Since then, such radial-velocity searches have turned up literally hundreds of exoplanets. The latest and most dramatic of them was announced this week: Gliese 581g, a roughly Earthlike planet orbiting in the "Goldilocks" zone—far enough away from its home star that temperatures are not too hot, but close enough that they're not too cold either, and thus just right for the possibility of life.

Powerful as the radial velocity strategy has turned out to be, however, it's got one significant drawback: because it's based on gravity alone, it can tell scientists only how massive a planet is, not how physically large. "If [Gliese 581g] is made of rock, it's probably about twice the diameter of Earth," says astronomer Steve Vogt of the University of California, Santa Cruz, the co-discoverer of the new world. "But if it's made of marshmallow cream and cherry nougat, it's a lot bigger."

Vogt strongly suspects rock over nougat, but without an actual measurement, he can't say for certain. The planet could just as easily be mostly ice, or even—a very long shot—mostly gas.

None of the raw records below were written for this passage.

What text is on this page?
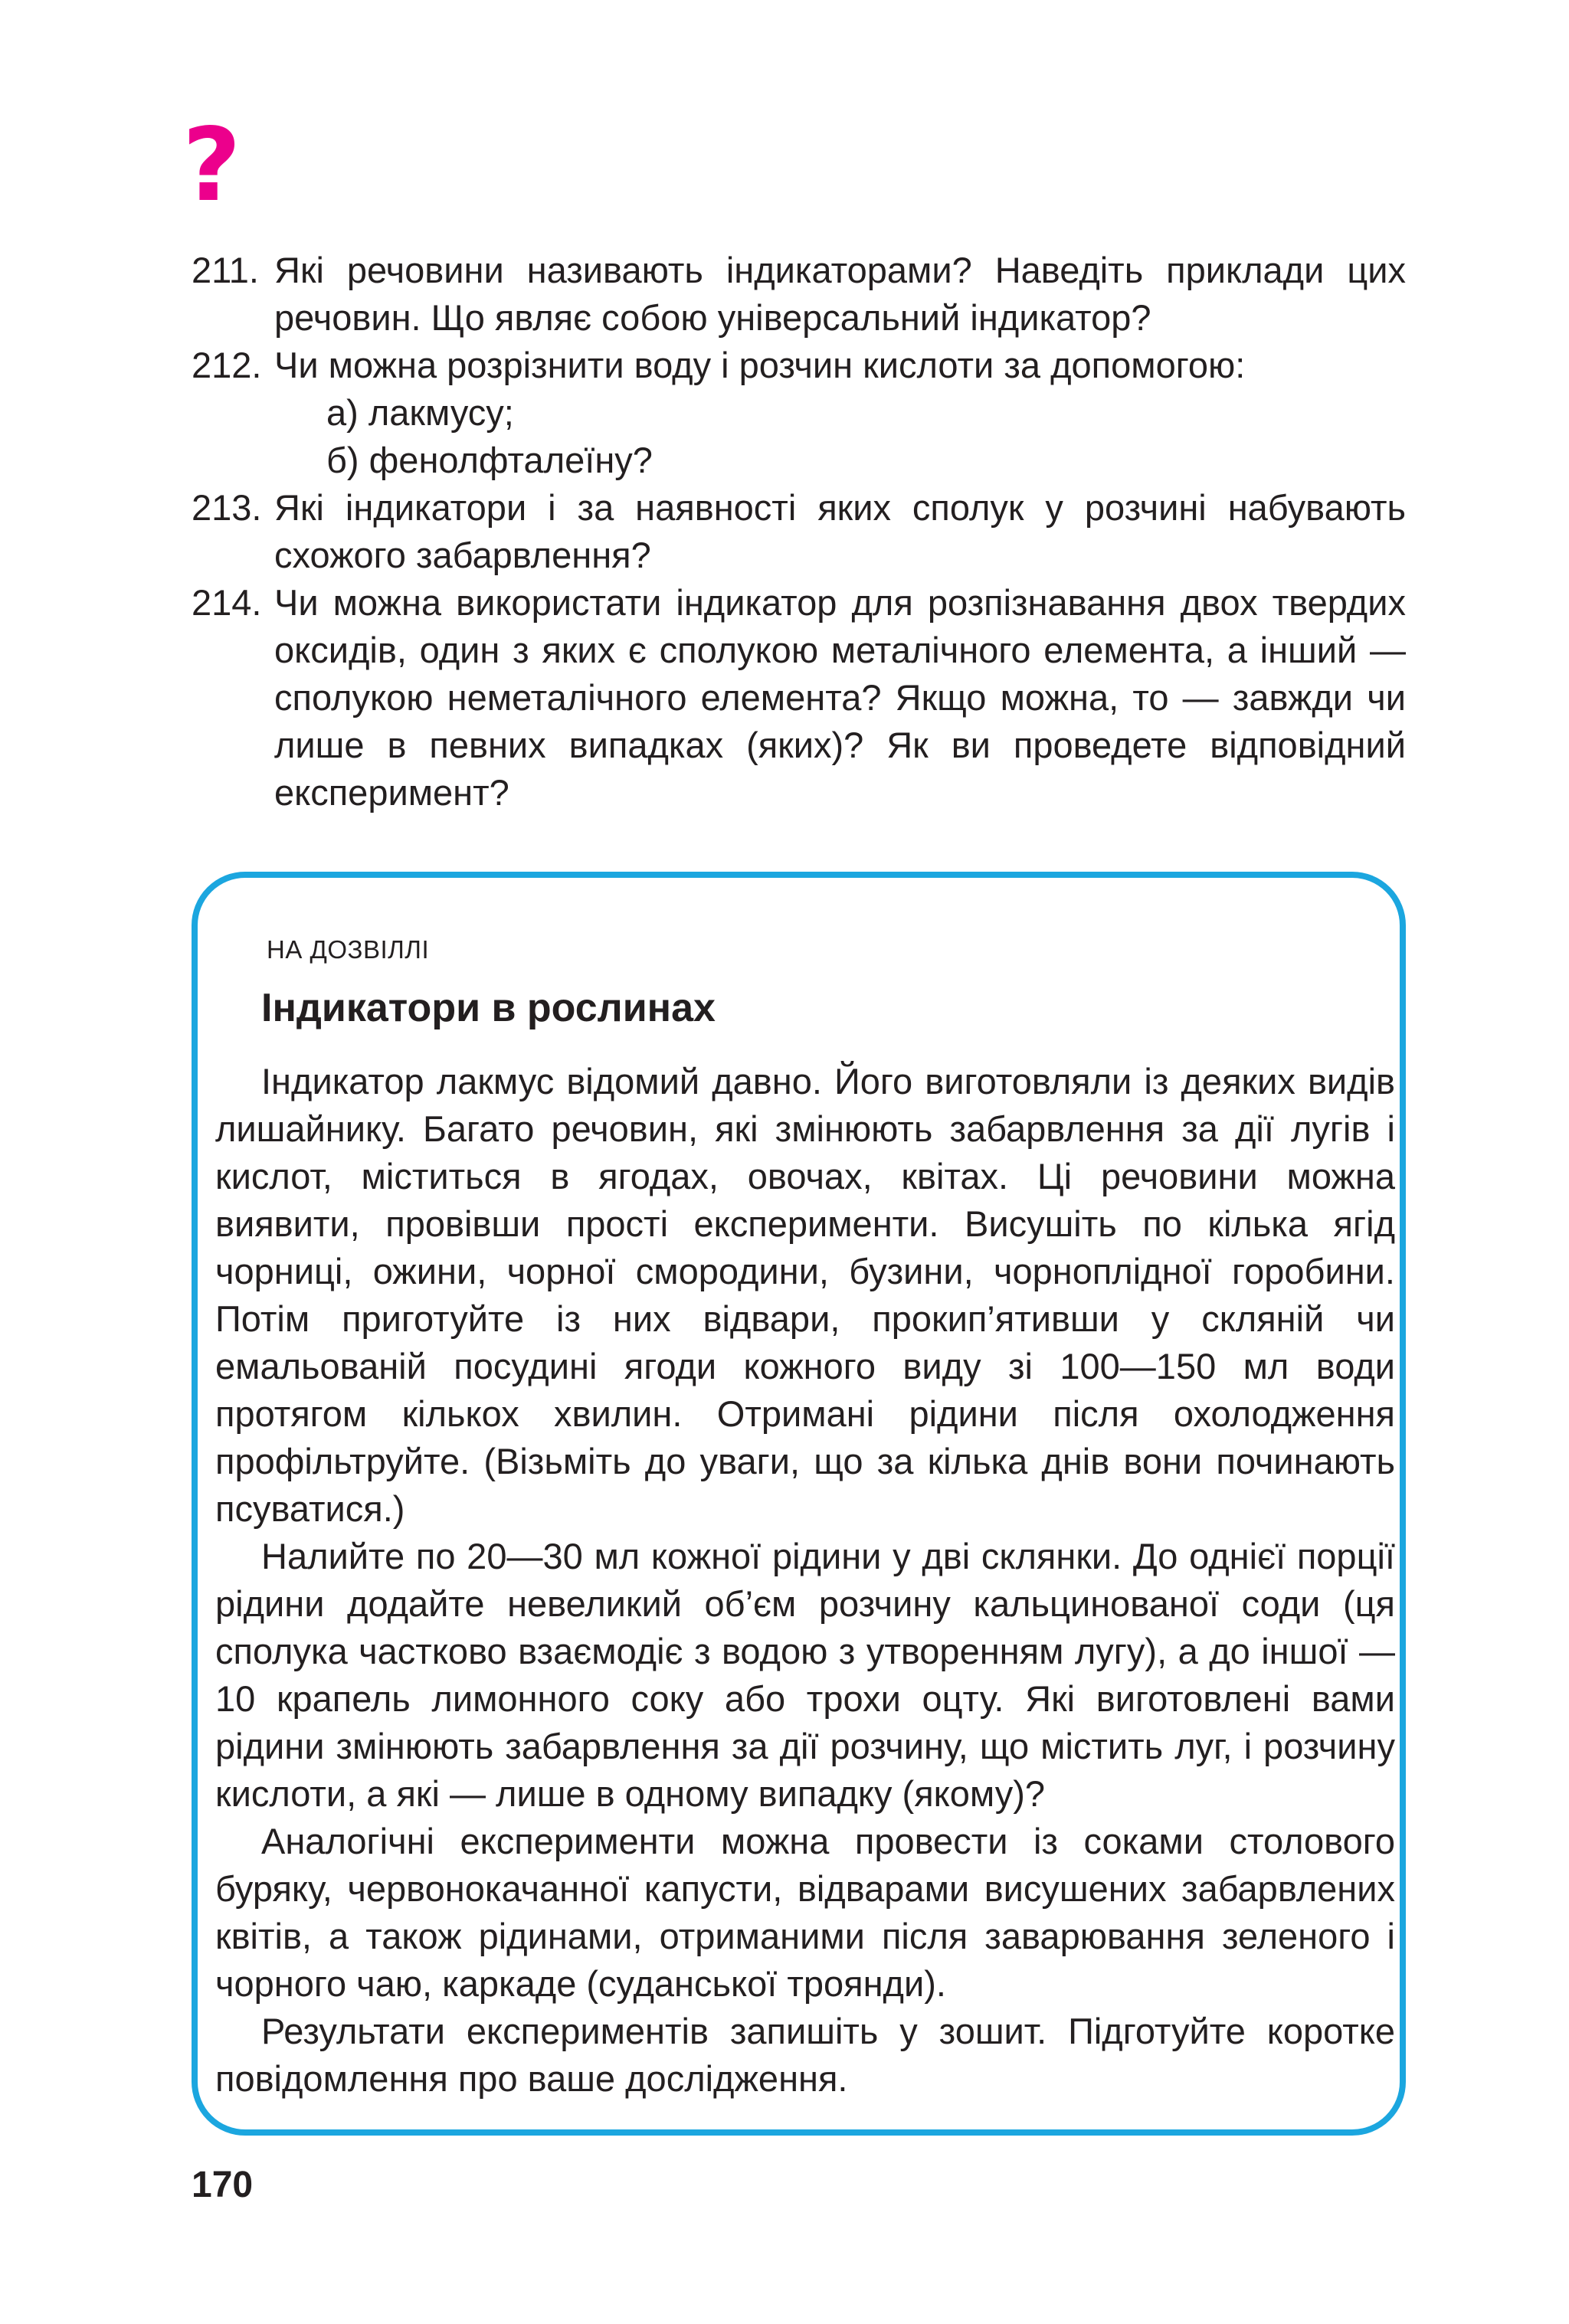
?
211. Які речовини називають індикаторами? Наведіть приклади цих речовин. Що являє собою універсальний індикатор?
212. Чи можна розрізнити воду і розчин кислоти за допомогою:
а) лакмусу;
б) фенолфталеїну?
213. Які індикатори і за наявності яких сполук у розчині набувають схожого забарвлення?
214. Чи можна використати індикатор для розпізнавання двох твердих оксидів, один з яких є сполукою металічного елемента, а інший — сполукою неметалічного елемента? Якщо можна, то — завжди чи лише в певних випадках (яких)? Як ви проведете відповідний експеримент?
НА ДОЗВІЛЛІ
Індикатори в рослинах

Індикатор лакмус відомий давно. Його виготовляли із деяких видів лишайнику. Багато речовин, які змінюють забарвлення за дії лугів і кислот, міститься в ягодах, овочах, квітах. Ці речовини можна виявити, провівши прості експерименти. Висушіть по кілька ягід чорниці, ожини, чорної смородини, бузини, чорноплідної горобини. Потім приготуйте із них відвари, прокип’ятивши у скляній чи емальованій посудині ягоди кожного виду зі 100—150 мл води протягом кількох хвилин. Отримані рідини після охолодження профільтруйте. (Візьміть до уваги, що за кілька днів вони починають псуватися.)

Налийте по 20—30 мл кожної рідини у дві склянки. До однієї порції рідини додайте невеликий об’єм розчину кальцинованої соди (ця сполука частково взаємодіє з водою з утворенням лугу), а до іншої — 10 крапель лимонного соку або трохи оцту. Які виготовлені вами рідини змінюють забарвлення за дії розчину, що містить луг, і розчину кислоти, а які — лише в одному випадку (якому)?

Аналогічні експерименти можна провести із соками столового буряку, червонокачанної капусти, відварами висушених забарвлених квітів, а також рідинами, отриманими після заварювання зеленого і чорного чаю, каркаде (суданської троянди).

Результати експериментів запишіть у зошит. Підготуйте коротке повідомлення про ваше дослідження.

170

A way to determine a distant planet's size does exist, however: if it happens to pass right in front of its star, in what's known as a transit, the planet blocks some of the starlight (Gliese 581g, alas, doesn't do that). By measuring how much the star dims, astronomers can calculate exactly how large the blocking object is. That's the concept behind the Kepler Mission, a spacecraft launched last year into solar orbit to stare, unblinking and unceasingly, at about 130,000 stars to look for that telltale dimming. The probe's explicit mission is to find out how common Earth-mass planets are in the Milky Way, and last August the Kepler team scheduled a press conference—then canceled it, announcing only that it had 400 "objects of interest" that it would be reporting on early in 2011.

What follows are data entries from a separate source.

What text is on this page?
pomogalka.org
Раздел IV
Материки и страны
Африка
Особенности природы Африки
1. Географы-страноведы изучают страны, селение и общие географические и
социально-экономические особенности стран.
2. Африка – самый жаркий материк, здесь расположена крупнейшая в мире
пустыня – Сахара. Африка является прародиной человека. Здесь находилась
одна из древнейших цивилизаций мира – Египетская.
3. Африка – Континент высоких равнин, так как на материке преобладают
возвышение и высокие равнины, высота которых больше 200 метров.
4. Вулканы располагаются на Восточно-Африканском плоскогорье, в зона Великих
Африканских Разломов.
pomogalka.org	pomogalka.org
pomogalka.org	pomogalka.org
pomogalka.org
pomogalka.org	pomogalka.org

"The best thing I can tell you about Kepler," says Geoff Marcy, the Berkeley planet-hunter who has found more distant worlds than anyone else, "is that we sequestered 400 stars, and you can bet the implications of some of them are profound."

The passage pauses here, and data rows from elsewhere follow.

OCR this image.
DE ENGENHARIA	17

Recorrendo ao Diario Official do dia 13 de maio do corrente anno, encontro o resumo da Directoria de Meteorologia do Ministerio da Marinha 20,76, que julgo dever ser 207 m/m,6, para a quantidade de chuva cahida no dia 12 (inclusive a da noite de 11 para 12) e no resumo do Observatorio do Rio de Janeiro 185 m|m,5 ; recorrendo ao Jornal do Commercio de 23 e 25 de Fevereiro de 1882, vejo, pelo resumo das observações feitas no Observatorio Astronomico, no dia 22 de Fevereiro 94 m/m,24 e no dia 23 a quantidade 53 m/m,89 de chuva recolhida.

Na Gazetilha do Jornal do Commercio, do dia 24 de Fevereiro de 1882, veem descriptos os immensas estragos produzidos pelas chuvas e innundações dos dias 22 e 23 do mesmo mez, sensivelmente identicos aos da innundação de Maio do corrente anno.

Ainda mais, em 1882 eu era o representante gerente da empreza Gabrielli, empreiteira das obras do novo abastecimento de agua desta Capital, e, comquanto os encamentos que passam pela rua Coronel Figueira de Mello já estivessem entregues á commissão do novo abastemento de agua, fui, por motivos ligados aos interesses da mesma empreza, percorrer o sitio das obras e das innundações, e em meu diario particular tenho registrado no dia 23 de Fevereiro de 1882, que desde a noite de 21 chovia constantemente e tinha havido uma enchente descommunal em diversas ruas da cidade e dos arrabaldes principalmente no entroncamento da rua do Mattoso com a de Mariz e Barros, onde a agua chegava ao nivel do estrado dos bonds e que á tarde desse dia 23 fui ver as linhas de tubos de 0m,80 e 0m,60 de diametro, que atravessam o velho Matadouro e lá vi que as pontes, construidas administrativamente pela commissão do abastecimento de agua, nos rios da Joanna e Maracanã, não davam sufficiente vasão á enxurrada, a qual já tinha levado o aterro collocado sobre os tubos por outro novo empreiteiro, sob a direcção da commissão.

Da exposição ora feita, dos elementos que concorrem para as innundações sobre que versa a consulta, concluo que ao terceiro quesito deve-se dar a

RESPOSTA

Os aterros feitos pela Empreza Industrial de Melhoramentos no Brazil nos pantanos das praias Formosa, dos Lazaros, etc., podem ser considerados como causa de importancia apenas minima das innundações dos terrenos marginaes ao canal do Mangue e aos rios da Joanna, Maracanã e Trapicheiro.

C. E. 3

Yet transit observations, in an inverse of the problem with radial-velocity measurements, can gauge a planet's size, but not its mass. That's why Marcy is working with the Kepler team, using the giant Keck telescope in Hawaii to help add radial velocity data to Kelper's transiting data. That gives you both size and mass and thus a much better idea of what the planets are made of.

One giant planet studied this way and unveiled by the Kepler scientists last January has the approximate density of Styrofoam. Another, announced by Harvard astronomer David Charbonneau last December, has a density that suggests it could be more or less a gigantic blob of water. Charbonneau used Earth-bound telescopes to find that bizarre world, not Kepler. But while nobody is ready to spill the beans yet, it wouldn't be at all surprising if the Kepler team's announcements next winter include plenty of Earth-size planets, complete with information about their density and probable composition as well.

The scientists still won't be able to detect life, though, if it exists, and that's always been the ultimate goal of most planet hunters. On Wednesday, Steve Vogt declared that he was "almost 100% sure" Gliese 581g has at least primitive organisms living on it, but that's an aspirational claim, not based on any evidence. To get the evidence, astronomers will have figure out what gases are swirling in its atmosphere, or how the surface reflects light from its star—potential clues to whether vegetation covers the ground or whether anything down there is breathing.

That will have to wait for a new space telescope called the Terrestrial Planet Finder, capable of imaging a second Earth around an alien star. Unfortunately, the project was put on NASA's inactive list during a round of budget cuts a couple of years ago. Unless it's reactivated, the search for Earths will continue, and will inevitably succeed—but the search for extraterrestrial life on those new worlds will have to wait until someone's willing to pay for it.